EL FIELATO

El ¡desequilibrio territorial!

El nuevo Gobierno de Canarias es, sin duda, uno de los mayores fiascos de la historia democrática de nuestro Archipiélago. Rasgarse las vestiduras sí es aceptable en esta ocasión. Las artimañas, las componendas, las sórdidas reuniones en cafés antaño humeantes y con olor a traición, la arrogancia de los que mandan, el puño inmisericorde del poder… todo eso y más ha logrado que el mal habite en el seno del Ejecutivo que Fernando Clavijo va a liderar, si el destino y las elecciones generales no lo impiden, en esta legislatura. Algunos ya se han dado cuenta -por la obvia zafiedad con la que han actuado- y están haciendo todo lo posible para corregir tamaño golpe a la integridad de Canarias como nación, país, pueblo o asociación de isleños ya que su ignominia es tan grande que no habrá parado o necesitado de ayuda social que ignore la brutal y desmedida decisión de los nuevos gobernantes. Y es que esos aires nuevos, ese buenrollismo de los últimos días se viene abajo al comprobar cómo, desde el minuto uno en el que están manejando el timón del Gobierno autonómico, caen en el peor de los pecados: ¡el desequilibrio territorial!

Hay que pararlo todo. Suspender inmediatamente la puesta en marcha de las reformas políticas, económicas, asistenciales y educativas que necesita Canarias para salir adelante hasta que no se resuelva algo mucho más importante. Los socios de gobierno, esto es Coalición Canaria y PSC-PSOE, deben despreocuparse de banalidades y resolver la llaga abierta -no se habla de otra cosa en los bares y en las colas de las oficinas de empleo- entre la tranquila y sosegada (aunque ahora se ciernen aires de revueltas) población canaria. Fernando Clavijo y Patricia Hernández han ocupado la presidencia y la vicepresidencia del Gobierno de Canarias sin tener en cuenta que ambos… son de Tenerife. Esa acumulación de sangre chicha -aunque Clavijo es lagunero y eso para alguno de Santa Cruz es peor que ser de La Isleta- está claro que es inadmisible. Jamás, si medimos el jamás de 40 años hacia atrás, se había producido un atentado mayor contra la integridad de las Islas.
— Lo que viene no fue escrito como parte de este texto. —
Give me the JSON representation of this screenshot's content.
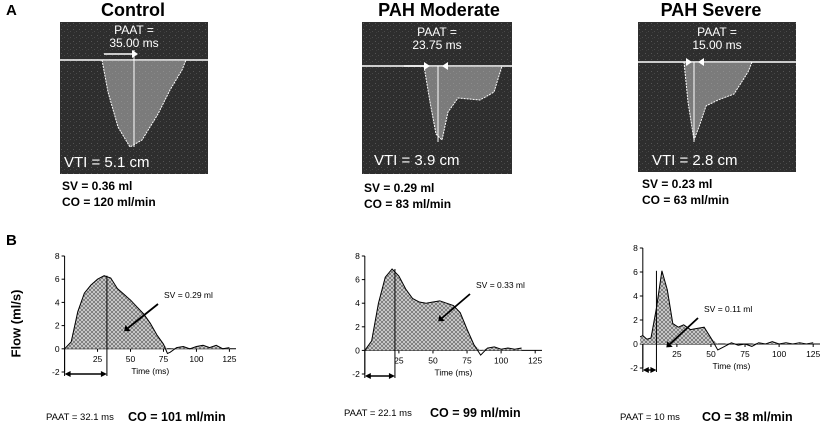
{
  "panel_labels": {
    "a": "A",
    "b": "B"
  },
  "panelA": [
    {
      "title": "Control",
      "paat_label": "PAAT =",
      "paat_value": "35.00 ms",
      "vti": "VTI = 5.1 cm",
      "sv": "SV = 0.36 ml",
      "co": "CO = 120 ml/min"
    },
    {
      "title": "PAH Moderate",
      "paat_label": "PAAT =",
      "paat_value": "23.75 ms",
      "vti": "VTI = 3.9 cm",
      "sv": "SV = 0.29 ml",
      "co": "CO = 83 ml/min"
    },
    {
      "title": "PAH Severe",
      "paat_label": "PAAT =",
      "paat_value": "15.00 ms",
      "vti": "VTI = 2.8 cm",
      "sv": "SV = 0.23 ml",
      "co": "CO = 63 ml/min"
    }
  ],
  "panelB_ylabel": "Flow (ml/s)",
  "chart_data": [
    {
      "type": "area",
      "xlabel": "Time (ms)",
      "ylabel": "Flow (ml/s)",
      "xlim": [
        -5,
        130
      ],
      "ylim": [
        -2,
        8
      ],
      "xticks": [
        "25",
        "50",
        "75",
        "100",
        "125"
      ],
      "yticks": [
        "-2",
        "0",
        "2",
        "4",
        "6",
        "8"
      ],
      "x": [
        0,
        5,
        10,
        15,
        20,
        25,
        30,
        35,
        40,
        45,
        50,
        55,
        60,
        65,
        70,
        75,
        78,
        80,
        85,
        90,
        95,
        100,
        105,
        110,
        115,
        120,
        125
      ],
      "y": [
        0,
        0.6,
        3.2,
        4.8,
        5.5,
        6.0,
        6.3,
        6.1,
        5.2,
        4.7,
        4.2,
        3.6,
        3.0,
        2.2,
        1.2,
        0.4,
        -0.4,
        -0.3,
        0.1,
        0.2,
        0.0,
        0.2,
        0.3,
        0.1,
        0.3,
        0.0,
        0.1
      ],
      "paat_ms": 32.1,
      "annotation": "SV = 0.29 ml",
      "paat_text": "PAAT = 32.1 ms",
      "co_text": "CO = 101 ml/min"
    },
    {
      "type": "area",
      "xlabel": "Time (ms)",
      "ylabel": "Flow (ml/s)",
      "xlim": [
        -5,
        130
      ],
      "ylim": [
        -2,
        8
      ],
      "xticks": [
        "25",
        "50",
        "75",
        "100",
        "125"
      ],
      "yticks": [
        "-2",
        "0",
        "2",
        "4",
        "6",
        "8"
      ],
      "x": [
        0,
        5,
        10,
        15,
        20,
        25,
        30,
        35,
        40,
        45,
        50,
        55,
        60,
        65,
        70,
        75,
        80,
        85,
        90,
        95,
        100,
        105,
        110,
        115
      ],
      "y": [
        0,
        0.8,
        4.0,
        6.2,
        6.9,
        6.3,
        5.2,
        4.4,
        4.1,
        4.0,
        4.1,
        4.2,
        4.0,
        3.8,
        3.2,
        1.8,
        0.5,
        -0.4,
        0.2,
        0.3,
        0.1,
        0.2,
        0.1,
        0.2
      ],
      "paat_ms": 22.1,
      "annotation": "SV = 0.33 ml",
      "paat_text": "PAAT = 22.1 ms",
      "co_text": "CO = 99 ml/min"
    },
    {
      "type": "area",
      "xlabel": "Time (ms)",
      "ylabel": "Flow (ml/s)",
      "xlim": [
        -5,
        130
      ],
      "ylim": [
        -2,
        8
      ],
      "xticks": [
        "25",
        "50",
        "75",
        "100",
        "125"
      ],
      "yticks": [
        "-2",
        "0",
        "2",
        "4",
        "6",
        "8"
      ],
      "x": [
        -2,
        0,
        3,
        6,
        10,
        14,
        18,
        22,
        26,
        30,
        35,
        40,
        45,
        50,
        55,
        60,
        65,
        70,
        75,
        80,
        85,
        90,
        95,
        100,
        105,
        110,
        115,
        120,
        125
      ],
      "y": [
        0.6,
        0.7,
        0.4,
        0.5,
        3.0,
        6.1,
        4.5,
        1.7,
        1.4,
        1.6,
        1.2,
        1.3,
        1.4,
        0.5,
        -0.5,
        -0.2,
        0.1,
        -0.1,
        0.0,
        -0.2,
        0.1,
        0.0,
        0.2,
        0.0,
        0.1,
        0.0,
        0.1,
        0.0,
        0.1
      ],
      "paat_ms": 10,
      "annotation": "SV = 0.11 ml",
      "paat_text": "PAAT = 10 ms",
      "co_text": "CO = 38 ml/min"
    }
  ]
}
Sé que ambos dirigentes están buscando alguna explicación creíble. Así, la socialista ha indagado en su árbol genealógico alguna ascendencia grancanaria porque la gomera, por ejemplo, la tiene clara. Clavijo, además, está dispuesto a encargar un estudio para demostrar que la sangre que corre por sus venas tiene, genéticamente hablando, coincidencias más que significativas con buena parte de los vecinos de Arrecife, Mogán e, incluso, Santa Cruz de Tenerife. Creo que ya es tarde. Poco creo que se puede hacer ante tamaño agravio. Ahora solo queda el camino de la resignación, de ver cómo comienza el derrumbe de la autonomía y las antorchas tomarán las calles.

Solo hay una esperanza. Que nos despertemos en el siglo XXI y que la inmensa mayoría de los canarios no juzguen a sus dirigentes ni los cargos que ocupan en función del lugar en que nacieron; que se admita que ser canario une más que ser de una isla u otra; que nos demos cuenta de que, en realidad, la responsabilidad y la exigencia que se le pide a un político es realizar bien su trabajo y estar al servicio de la ciudadanía; que ser de Tenerife o de Gran Canaria -si se es del resto de las Islas parece que importa menos- da igual, lo importante es sacar adelante Canarias.

Hace años, y porque seguramente interesaba para esconder las propias ineptitudes, la clase política abanderaba sin rubor el pleito insular y el fundamentalismo insularista. Pero pasada la reciente pubertad democrática habría que centrarse y preocuparse por lo que importa y no por el trasnochado y pueril argumento del ¡desequilibrio territorial! para juzgar a un gobierno que aún no gobierna. Mal volvemos a empezar.